Eduardo Campos (PSB) (In Memoria) deixou um legado que está influenciando na corrida eleitoral. (Reprodução: Internet)
A morte do ex-governador Eduardo Campos (PSB), que disputava a
Presidência da República, mudou totalmente o quadro eleitoral. Provocou
modificações nas disputas para o governo do estado, para o Senado e para
o Palácio do Planalto. Quinze dias depois do socialista falecer num
acidente de avião, no dia 13 de agosto, seu candidato ao governo do
estado, Paulo Câmara (PSB), subiu de 11% para 29% nas intenções de voto,
segundo a pesquisa Ibope divulgada ontem. A substituta de Eduardo na
chapa presidencial, Marina Silva (PSB), também despontou com 29%, vinte
pontos a mais do que tinha o ex-governador no mês passado, antes da
tragédia.
O “efeito Eduardo” teve um impacto relevante em
Pernambuco, governado por sete anos e quatro meses pelo socialista.
Levando em consideração a última pesquisa Ibope, de 30 de julho, o
senador Armando Monteiro (PTB) oscilou negativamente de 43% para 38%.
Porém, Paulo Câmara, que antes tinha 11%, saltou para 29%, um
crescimento percentual superior 150% em relação ao levantamento
anterior. O que significa que o eleitor entendeu que ele era o seu
candidato, sendo aparentemente beneficiado pela comoção popular no
estado.

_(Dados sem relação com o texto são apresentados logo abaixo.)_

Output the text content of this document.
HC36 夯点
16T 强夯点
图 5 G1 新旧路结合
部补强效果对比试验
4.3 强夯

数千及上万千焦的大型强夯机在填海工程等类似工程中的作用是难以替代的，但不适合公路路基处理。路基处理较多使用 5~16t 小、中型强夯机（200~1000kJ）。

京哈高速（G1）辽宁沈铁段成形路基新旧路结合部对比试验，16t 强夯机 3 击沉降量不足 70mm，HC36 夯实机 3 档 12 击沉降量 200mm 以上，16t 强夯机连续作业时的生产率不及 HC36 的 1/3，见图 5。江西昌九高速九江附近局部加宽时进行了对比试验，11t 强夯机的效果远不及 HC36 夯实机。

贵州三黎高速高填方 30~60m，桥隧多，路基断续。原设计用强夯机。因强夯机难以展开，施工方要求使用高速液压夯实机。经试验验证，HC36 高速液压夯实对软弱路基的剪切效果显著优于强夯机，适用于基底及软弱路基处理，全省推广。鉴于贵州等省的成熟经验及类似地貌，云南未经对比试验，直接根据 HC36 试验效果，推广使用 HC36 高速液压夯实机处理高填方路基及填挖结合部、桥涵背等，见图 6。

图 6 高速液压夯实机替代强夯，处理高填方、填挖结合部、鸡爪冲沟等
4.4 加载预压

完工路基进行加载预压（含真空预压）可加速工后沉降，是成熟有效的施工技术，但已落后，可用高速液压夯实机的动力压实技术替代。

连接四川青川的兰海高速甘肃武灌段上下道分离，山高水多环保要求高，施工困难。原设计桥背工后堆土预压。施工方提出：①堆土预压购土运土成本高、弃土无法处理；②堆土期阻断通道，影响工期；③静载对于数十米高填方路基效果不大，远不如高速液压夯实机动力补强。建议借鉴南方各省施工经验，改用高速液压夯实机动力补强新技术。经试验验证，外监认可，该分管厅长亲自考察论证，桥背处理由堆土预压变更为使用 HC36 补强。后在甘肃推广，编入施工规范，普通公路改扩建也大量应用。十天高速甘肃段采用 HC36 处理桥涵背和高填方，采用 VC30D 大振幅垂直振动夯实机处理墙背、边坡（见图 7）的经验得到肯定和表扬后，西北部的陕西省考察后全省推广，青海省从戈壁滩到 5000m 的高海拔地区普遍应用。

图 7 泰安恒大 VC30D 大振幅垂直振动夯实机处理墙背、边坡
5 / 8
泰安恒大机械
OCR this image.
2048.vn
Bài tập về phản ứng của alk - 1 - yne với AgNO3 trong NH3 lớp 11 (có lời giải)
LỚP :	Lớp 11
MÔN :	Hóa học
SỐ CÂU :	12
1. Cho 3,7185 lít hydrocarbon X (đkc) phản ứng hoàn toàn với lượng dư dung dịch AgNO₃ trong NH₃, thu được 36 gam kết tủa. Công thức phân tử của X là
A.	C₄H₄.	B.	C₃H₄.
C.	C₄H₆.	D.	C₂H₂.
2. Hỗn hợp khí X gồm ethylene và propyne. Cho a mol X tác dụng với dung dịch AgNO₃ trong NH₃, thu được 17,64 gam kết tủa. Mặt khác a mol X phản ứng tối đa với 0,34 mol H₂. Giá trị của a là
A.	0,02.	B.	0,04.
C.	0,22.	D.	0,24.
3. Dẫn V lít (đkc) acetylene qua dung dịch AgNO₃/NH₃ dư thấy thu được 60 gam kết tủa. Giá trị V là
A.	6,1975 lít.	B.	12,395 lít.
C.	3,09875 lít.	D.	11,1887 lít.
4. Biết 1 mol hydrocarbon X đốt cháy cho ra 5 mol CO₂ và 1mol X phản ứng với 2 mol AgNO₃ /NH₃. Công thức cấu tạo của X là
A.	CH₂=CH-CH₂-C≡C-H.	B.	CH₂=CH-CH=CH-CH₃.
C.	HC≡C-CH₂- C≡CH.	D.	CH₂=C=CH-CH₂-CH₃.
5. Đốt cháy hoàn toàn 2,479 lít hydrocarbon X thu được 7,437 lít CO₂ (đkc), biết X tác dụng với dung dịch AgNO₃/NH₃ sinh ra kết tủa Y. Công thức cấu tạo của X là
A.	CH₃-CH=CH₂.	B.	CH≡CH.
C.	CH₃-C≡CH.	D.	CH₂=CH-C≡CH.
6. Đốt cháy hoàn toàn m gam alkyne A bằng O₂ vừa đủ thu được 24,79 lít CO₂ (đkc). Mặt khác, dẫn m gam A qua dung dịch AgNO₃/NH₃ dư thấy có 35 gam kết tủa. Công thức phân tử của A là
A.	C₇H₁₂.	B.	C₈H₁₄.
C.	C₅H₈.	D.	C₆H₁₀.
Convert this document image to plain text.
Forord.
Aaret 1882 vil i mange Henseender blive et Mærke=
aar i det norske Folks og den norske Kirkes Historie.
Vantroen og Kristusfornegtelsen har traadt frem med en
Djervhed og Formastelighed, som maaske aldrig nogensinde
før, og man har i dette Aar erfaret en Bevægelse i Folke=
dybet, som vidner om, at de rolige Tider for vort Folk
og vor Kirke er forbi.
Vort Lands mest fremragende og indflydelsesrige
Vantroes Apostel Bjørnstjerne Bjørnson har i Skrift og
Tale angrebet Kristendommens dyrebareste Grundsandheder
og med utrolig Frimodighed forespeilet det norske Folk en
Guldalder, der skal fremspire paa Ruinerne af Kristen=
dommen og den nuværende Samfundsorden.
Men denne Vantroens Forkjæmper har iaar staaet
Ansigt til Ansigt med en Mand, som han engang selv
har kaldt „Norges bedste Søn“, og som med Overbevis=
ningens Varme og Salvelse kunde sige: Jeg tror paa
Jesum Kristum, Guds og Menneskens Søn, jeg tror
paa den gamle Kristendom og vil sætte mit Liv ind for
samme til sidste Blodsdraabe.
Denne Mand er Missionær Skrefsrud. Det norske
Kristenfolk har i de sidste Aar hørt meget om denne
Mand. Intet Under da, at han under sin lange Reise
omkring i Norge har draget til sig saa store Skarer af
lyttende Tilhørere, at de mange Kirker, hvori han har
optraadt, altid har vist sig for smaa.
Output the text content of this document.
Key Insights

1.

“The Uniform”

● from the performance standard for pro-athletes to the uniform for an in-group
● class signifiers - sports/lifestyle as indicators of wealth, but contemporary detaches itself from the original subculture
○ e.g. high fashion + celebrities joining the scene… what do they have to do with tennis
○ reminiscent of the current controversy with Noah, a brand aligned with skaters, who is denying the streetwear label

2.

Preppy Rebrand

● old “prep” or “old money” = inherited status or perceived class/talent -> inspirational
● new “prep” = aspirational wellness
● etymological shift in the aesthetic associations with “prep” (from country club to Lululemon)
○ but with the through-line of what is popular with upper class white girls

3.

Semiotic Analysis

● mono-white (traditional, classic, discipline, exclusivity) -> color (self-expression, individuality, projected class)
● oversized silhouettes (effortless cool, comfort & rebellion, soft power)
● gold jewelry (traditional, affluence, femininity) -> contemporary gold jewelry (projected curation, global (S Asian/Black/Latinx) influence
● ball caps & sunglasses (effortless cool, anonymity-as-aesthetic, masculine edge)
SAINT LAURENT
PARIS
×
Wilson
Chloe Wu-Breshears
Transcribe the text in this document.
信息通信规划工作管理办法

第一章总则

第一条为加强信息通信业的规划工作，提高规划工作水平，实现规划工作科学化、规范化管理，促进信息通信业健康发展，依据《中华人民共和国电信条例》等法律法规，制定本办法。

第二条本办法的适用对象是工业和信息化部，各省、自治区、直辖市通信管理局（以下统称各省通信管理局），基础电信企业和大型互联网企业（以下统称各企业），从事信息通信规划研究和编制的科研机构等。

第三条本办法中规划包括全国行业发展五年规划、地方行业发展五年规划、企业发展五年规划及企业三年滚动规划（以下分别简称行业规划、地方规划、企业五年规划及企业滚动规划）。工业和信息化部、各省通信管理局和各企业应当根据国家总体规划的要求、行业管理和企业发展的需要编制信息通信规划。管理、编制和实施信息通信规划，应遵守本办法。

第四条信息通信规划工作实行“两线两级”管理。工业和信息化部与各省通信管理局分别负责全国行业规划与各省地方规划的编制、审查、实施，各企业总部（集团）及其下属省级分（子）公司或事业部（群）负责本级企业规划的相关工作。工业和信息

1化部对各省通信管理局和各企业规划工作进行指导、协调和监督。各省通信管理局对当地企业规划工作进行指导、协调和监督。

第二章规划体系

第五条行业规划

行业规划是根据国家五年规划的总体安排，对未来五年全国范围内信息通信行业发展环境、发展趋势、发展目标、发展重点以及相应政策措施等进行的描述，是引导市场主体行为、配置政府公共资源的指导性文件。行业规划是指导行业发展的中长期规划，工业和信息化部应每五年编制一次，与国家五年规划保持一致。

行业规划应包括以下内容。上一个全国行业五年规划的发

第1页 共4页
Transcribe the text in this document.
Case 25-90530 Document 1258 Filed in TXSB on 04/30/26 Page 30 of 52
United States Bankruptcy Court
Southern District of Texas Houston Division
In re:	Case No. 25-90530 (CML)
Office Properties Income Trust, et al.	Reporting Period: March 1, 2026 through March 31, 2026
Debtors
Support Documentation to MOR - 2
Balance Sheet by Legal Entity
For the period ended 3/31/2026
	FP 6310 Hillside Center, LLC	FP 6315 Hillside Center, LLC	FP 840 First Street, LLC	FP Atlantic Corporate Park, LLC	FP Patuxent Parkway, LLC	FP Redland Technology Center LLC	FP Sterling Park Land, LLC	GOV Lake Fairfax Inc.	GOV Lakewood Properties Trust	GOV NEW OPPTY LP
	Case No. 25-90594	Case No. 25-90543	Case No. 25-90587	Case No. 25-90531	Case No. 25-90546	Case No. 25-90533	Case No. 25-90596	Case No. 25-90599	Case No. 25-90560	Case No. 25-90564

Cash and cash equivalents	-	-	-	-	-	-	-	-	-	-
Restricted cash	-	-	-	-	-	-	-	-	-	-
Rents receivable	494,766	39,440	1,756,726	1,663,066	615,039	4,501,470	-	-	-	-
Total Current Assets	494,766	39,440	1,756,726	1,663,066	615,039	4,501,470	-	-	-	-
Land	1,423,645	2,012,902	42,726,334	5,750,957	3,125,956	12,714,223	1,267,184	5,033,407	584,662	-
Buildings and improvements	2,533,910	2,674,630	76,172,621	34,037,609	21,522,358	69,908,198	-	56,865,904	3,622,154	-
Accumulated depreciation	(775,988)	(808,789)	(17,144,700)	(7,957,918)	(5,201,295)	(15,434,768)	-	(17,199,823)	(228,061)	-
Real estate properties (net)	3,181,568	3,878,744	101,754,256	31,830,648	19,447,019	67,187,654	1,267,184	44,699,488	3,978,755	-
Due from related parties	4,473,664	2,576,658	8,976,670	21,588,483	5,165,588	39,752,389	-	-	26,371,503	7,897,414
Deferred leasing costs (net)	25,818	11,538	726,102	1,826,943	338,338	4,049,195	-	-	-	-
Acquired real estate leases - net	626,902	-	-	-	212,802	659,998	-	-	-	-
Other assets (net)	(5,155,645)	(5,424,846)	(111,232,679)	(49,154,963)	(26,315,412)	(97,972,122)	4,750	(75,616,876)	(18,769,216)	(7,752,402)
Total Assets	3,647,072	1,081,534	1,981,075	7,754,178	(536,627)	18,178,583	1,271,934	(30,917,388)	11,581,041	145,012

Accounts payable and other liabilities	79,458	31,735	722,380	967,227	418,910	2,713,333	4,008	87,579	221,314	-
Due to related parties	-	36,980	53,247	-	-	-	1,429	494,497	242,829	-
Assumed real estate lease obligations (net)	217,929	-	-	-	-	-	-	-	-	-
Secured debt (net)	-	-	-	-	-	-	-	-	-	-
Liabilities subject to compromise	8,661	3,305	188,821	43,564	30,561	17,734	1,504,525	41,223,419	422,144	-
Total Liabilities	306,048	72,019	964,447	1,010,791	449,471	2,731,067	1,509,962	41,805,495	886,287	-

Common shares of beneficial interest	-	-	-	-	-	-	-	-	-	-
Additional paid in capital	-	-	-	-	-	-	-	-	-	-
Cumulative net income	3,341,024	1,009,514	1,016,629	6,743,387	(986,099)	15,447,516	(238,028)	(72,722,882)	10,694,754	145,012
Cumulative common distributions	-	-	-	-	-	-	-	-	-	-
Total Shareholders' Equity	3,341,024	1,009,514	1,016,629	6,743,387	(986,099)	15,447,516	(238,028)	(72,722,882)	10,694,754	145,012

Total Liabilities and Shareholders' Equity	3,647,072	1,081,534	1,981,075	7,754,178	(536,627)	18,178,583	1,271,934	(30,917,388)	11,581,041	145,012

A margem de erro da pesquisa é de três pontos para mais ou para
menos.
Na disputa pelo Senado, a mudança não foi tão significativa
quanto à do governo do estado. O candidato do PT, o deputado federal
João Paulo, oscilou negativamente de 37% para 35% de julho para agosto,
enquanto o ex-ministro da Integração Nacional Fernando Bezerra Coelho
(PSB) cresceu de 16% para 22%.
A pesquisa do Ibope divulgada ontem
revela ainda que, no estado, Marina e Dilma Rousseff (PT) estão
empatadas tecnicamente, a primeira com 41% e a segunda com 37%, enquanto
o presidenciável do PSDB, Aécio Neves, fica com 3%.
No
levantamento nacional, Marina Silva se aproxima de Dilma Rousseff, que
ficou com 34% contra 38% no início do mês, e abriu 10 pontos de
diferença de Aécio Neves (PSDB), que está com 19%. A mudança pode
garantir o segundo turno sem a polarização esperada por ambos. Marina
carrega, a exemplo de Eduardo, a bandeira do “novo” no discurso
político, sendo vista como capaz de tirar votos de qualquer lado, tanto
petista como tucano.
Por enquanto, levando-se em conta a margem de
erro da pesquisa, Dilma e Aécio permanecem estáveis em relação ao
levantamento do mesmo instituto em 8 de agosto, embora tenham oscilado
negativamente.
No início do mês, com 38%, Dilma podia estar entre 36% e 40%. Agora, a presidente também pode estar com 32% ou 36%. O mesmo se repete com Aécio, que podia estar entre 21% e 25% em julho, e agora, oficialmente com 19%, também pode estar oscilando entre 17% a 21%.
Capitalização
Além
de ter capital político próprio, Marina conseguiu também capitalizar
nesse levantamento a comoção no país com a morte de Eduardo Campos ao
assumir um desafio inesperado, que ela tinha aberto mão em outubro de
2013 por não conseguir criar o seu partido (a Rede Sustentabilidade).
Na disputa pelo Planalto, o “efeito Eduardo”, aliado ao capital de Marina, fez o número de brancos e nulos diminuir de 13% para 7% em relação ao início de agosto, enquanto o índice de eleitores que não sabia em quem votar saiu de 11% para 8%.